ESPE2021 ePoster Category 2 Bone, growth plate and mineral metabolism (41 abstracts)
1Karadeniz Technical University, School of Medicine, Department of Pediatric Endocrinology, Trabzon, Turkey; 2Karadeniz Technical University, School of Medicine, Department of Medical Biology, Trabzon, Turkey; 3Karadeniz Technical University, Faculty of Dentistry, Trabzon, Turkey
Background: Raine syndrome (RS) also known as lethal osteosclerotic bone dysplasia, is a rare autosomal recessive bone disorder. Most of patients with RS die within the first days or weeks of life due to pulmonary hypoplasia. The causative gene FAm20C is located on chromosome 7p22.3. FAm20C is one of the genes that regulate phosphate production. Here, we present a case of RS with hypophosphatemic rickets and a new mutation in FAm20C gene.

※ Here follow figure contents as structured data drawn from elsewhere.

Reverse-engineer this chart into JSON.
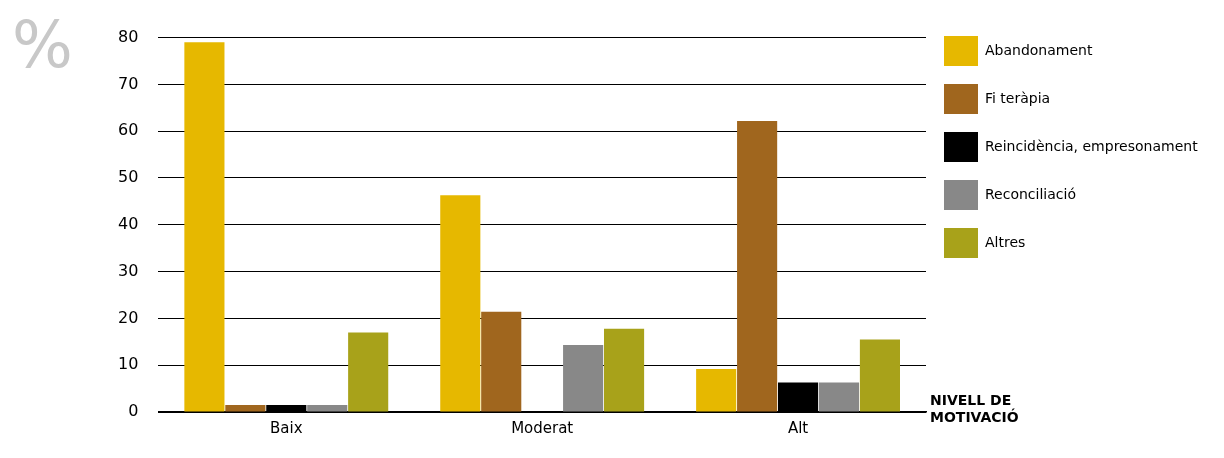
{
  "chart_data": {
    "type": "bar",
    "ylabel": "%",
    "xlabel": "NIVELL DE MOTIVACIÓ",
    "categories": [
      "Baix",
      "Moderat",
      "Alt"
    ],
    "series": [
      {
        "name": "Abandonament",
        "color": "#e6b800",
        "values": [
          79,
          46.3,
          9.2
        ]
      },
      {
        "name": "Fi teràpia",
        "color": "#a0661e",
        "values": [
          1.5,
          21.4,
          62.2
        ]
      },
      {
        "name": "Reincidència, empresonament",
        "color": "#000000",
        "values": [
          1.5,
          0,
          6.3
        ]
      },
      {
        "name": "Reconciliació",
        "color": "#888888",
        "values": [
          1.5,
          14.3,
          6.3
        ]
      },
      {
        "name": "Altres",
        "color": "#a8a21a",
        "values": [
          17,
          17.8,
          15.5
        ]
      }
    ],
    "ylim": [
      0,
      80
    ],
    "yticks": [
      0,
      10,
      20,
      30,
      40,
      50,
      60,
      70,
      80
    ],
    "grid": "y",
    "legend": "right"
  }
}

Case Report: A seven-year-old girl who had recurrent tooth extractions was referred to our clinic for possible underlying bone disease. Her past history revealed that she had been operated for choanal atresia, cleft palate and atrial septal defect, and bowing of her legs after the age of one. According to his family history, our patient was the fifth child of consanguineous parents and her cousin had similar findings. Physical examination at admission revealed a short stature girl (height sds -2.07) with facial dysmorphism (hypertelorism, exophthalmos, high palate, flattened nasal root, and anteverted ears), odontodysplasia, craniosynostosis, and o-bain deformity. On laboratory; serum calcium level was 9.7mg/dL, phosphorus 2.7mg/dL, alkaline phosphatase 400U/L, parathormone 187ng/l, 25 (OH) D 24.2ng/ml. Tubular reabsorption of phosphate was 92%. There was a minimal metaphysical fraying on x-ray of the knees, no apparent osteosclerosis was seen in the radiographs. Brain MRI showed a Chiari malformation. Based on the clinical and laboratory findings, a diagnosis of hypophosphatemic rickets was made and oral phosphate and calcitriol treatments were started. Raine syndrome was considered due to her additional dysmorphic features, and then a new homozygous mutation was established in the FAm20C gene.
Conclusions: The clinical features of non-lethal forms of RS are extremely heterogeneous. The present case shows the phenotypic features of Raine syndrome who had a new mutation of FAm20C gene. RS should be considered especially in the differential diagnosis of patients with hypophosphatemia and odontodysplasia. Because of the small number of reported cases, little evidence of life expectancy and clinical outcome in non-lethal RS.